The chapter introduces a key distinction between equilibrium machines — designed to settle into stable, repetitive behavior, the engines of the Industrial Revolution — and generative machines, capable of producing structured novelty. Language itself is a generative machine; LLMs are its latest and largest instantiation. Just as the steam locomotive forced an ontological displacement by performing autonomous motion once considered uniquely animal, LLMs force one by performing linguistic performance once considered uniquely human. The unease is real, but it arises from a mismatch between new mechanisms and inherited categories, not from anything supernatural.
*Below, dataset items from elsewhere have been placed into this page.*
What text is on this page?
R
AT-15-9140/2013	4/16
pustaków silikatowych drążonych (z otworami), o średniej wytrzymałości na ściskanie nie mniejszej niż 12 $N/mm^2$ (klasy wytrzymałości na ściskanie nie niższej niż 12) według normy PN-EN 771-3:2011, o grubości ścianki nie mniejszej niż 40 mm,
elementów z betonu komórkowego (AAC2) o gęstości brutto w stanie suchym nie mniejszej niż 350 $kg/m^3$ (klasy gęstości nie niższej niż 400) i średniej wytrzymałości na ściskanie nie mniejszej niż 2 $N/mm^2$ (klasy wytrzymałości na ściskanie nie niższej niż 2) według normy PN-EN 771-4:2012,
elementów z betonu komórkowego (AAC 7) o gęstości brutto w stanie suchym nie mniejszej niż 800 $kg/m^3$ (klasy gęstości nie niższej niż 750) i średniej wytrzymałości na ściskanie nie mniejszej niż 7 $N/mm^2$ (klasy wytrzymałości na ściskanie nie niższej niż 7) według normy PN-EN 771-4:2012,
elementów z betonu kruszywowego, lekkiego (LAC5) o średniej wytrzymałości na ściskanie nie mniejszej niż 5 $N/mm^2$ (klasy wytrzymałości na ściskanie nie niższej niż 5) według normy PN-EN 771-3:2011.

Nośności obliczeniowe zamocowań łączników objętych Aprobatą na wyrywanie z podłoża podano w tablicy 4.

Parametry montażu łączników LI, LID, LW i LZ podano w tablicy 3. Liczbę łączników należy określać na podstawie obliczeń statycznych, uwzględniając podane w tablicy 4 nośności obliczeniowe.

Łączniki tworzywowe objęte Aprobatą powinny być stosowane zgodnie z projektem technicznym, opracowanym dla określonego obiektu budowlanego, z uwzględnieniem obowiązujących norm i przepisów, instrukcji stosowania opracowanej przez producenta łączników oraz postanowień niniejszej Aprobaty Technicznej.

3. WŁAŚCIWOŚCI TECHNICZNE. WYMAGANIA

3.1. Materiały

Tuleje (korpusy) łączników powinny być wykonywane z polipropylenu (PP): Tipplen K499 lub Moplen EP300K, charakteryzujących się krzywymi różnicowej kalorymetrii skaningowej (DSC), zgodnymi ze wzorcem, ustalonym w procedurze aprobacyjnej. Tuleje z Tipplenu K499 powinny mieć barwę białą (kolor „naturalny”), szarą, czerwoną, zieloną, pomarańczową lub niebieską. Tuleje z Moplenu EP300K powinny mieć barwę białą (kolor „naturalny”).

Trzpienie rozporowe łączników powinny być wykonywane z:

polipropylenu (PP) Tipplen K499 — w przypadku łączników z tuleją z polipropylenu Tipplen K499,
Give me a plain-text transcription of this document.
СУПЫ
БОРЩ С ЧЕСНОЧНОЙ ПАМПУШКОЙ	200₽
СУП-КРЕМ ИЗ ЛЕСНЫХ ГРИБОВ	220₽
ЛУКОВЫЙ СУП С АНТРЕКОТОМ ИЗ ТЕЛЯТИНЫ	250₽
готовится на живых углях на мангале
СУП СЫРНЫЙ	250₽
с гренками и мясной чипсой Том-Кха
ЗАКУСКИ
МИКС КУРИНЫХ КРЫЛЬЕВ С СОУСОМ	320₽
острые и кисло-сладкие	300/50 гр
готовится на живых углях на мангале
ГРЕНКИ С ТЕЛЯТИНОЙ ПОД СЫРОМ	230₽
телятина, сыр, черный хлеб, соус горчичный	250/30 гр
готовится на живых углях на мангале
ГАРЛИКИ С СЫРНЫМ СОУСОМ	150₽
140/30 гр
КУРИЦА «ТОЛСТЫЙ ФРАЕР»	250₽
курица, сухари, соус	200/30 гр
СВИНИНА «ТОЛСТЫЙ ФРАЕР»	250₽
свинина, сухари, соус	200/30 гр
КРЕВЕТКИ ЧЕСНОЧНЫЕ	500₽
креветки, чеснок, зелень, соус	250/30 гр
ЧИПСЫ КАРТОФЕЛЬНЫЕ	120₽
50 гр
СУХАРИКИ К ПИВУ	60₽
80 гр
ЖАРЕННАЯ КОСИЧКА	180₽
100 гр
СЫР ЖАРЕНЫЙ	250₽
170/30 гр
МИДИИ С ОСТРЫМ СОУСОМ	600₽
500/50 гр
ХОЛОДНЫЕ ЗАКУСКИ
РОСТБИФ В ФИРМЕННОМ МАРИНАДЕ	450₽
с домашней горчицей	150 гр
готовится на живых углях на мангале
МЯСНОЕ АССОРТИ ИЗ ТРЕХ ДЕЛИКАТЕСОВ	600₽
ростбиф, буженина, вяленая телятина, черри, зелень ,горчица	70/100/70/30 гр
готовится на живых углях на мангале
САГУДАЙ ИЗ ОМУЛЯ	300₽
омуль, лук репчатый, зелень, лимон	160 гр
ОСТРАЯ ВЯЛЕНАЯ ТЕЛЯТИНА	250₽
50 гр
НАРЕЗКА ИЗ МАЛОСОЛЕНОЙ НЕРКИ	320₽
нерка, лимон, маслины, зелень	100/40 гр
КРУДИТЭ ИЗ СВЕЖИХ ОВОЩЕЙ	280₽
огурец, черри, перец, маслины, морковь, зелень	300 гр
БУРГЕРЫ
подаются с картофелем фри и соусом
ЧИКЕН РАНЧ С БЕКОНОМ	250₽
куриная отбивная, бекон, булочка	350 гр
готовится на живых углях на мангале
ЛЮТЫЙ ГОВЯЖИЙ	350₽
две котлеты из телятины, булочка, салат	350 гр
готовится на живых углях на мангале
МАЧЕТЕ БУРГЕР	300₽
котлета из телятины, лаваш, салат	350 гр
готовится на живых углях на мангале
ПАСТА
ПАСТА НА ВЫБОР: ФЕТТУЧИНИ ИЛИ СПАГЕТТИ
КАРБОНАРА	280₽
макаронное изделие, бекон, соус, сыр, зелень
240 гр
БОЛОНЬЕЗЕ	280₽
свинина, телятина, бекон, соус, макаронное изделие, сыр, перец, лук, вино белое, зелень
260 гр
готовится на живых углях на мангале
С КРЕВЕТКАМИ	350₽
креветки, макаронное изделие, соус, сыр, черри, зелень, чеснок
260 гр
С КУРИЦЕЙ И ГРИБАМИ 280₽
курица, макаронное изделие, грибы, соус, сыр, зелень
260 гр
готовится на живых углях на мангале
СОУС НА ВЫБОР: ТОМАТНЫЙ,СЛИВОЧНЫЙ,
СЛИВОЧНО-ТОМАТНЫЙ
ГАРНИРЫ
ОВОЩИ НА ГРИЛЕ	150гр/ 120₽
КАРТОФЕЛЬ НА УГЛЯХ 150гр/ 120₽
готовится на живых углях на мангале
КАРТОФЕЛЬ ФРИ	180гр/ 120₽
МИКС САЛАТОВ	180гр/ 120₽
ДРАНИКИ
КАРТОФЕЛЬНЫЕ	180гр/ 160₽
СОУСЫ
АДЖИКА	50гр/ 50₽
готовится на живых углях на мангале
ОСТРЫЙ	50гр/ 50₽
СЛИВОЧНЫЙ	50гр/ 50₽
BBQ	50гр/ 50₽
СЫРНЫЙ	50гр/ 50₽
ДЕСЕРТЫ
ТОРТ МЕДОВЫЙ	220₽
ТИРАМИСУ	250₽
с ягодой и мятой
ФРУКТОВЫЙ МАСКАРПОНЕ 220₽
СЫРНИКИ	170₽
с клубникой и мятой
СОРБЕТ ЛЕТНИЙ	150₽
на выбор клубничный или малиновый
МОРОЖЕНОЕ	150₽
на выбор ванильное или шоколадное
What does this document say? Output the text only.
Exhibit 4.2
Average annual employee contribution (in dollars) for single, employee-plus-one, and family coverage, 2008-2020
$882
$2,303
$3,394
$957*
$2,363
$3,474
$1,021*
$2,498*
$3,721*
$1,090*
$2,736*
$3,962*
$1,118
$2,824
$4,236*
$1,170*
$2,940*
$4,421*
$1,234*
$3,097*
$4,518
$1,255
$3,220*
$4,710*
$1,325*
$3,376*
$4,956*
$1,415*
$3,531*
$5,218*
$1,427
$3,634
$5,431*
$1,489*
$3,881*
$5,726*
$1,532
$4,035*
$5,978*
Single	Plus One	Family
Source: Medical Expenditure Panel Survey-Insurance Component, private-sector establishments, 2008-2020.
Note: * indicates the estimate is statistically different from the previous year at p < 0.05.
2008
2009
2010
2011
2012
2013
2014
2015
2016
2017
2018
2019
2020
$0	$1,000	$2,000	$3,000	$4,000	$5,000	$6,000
This reframing opens a fork that will shape the rest of the book: AI can be developed either as a substitute for human labor, reinforcing the competitive logic of Homo economicus, or as an augmentation of human generative capacity, aligned with play, exploration, and creativity. The choice is cultural and institutional, not technical. The chapter closes with a reflexive account of how it was itself produced through human-AI collaboration, using that process as a concrete case study of what institutionalization of generative machines might look like in practice.
Chapter 2: Trapped in Work Mode
This chapter shifts from machines to lived experience. It opens with a concrete and familiar phenomenon: the disorientation many men face upon retirement, evidence of a deeper cultural condition in which identity and worth have been tightly bound to work. From this starting point, the chapter generalizes: work mode is a pervasive orientation in which time is structured by schedules, worth measured by output, and personal identity tied to labor markets.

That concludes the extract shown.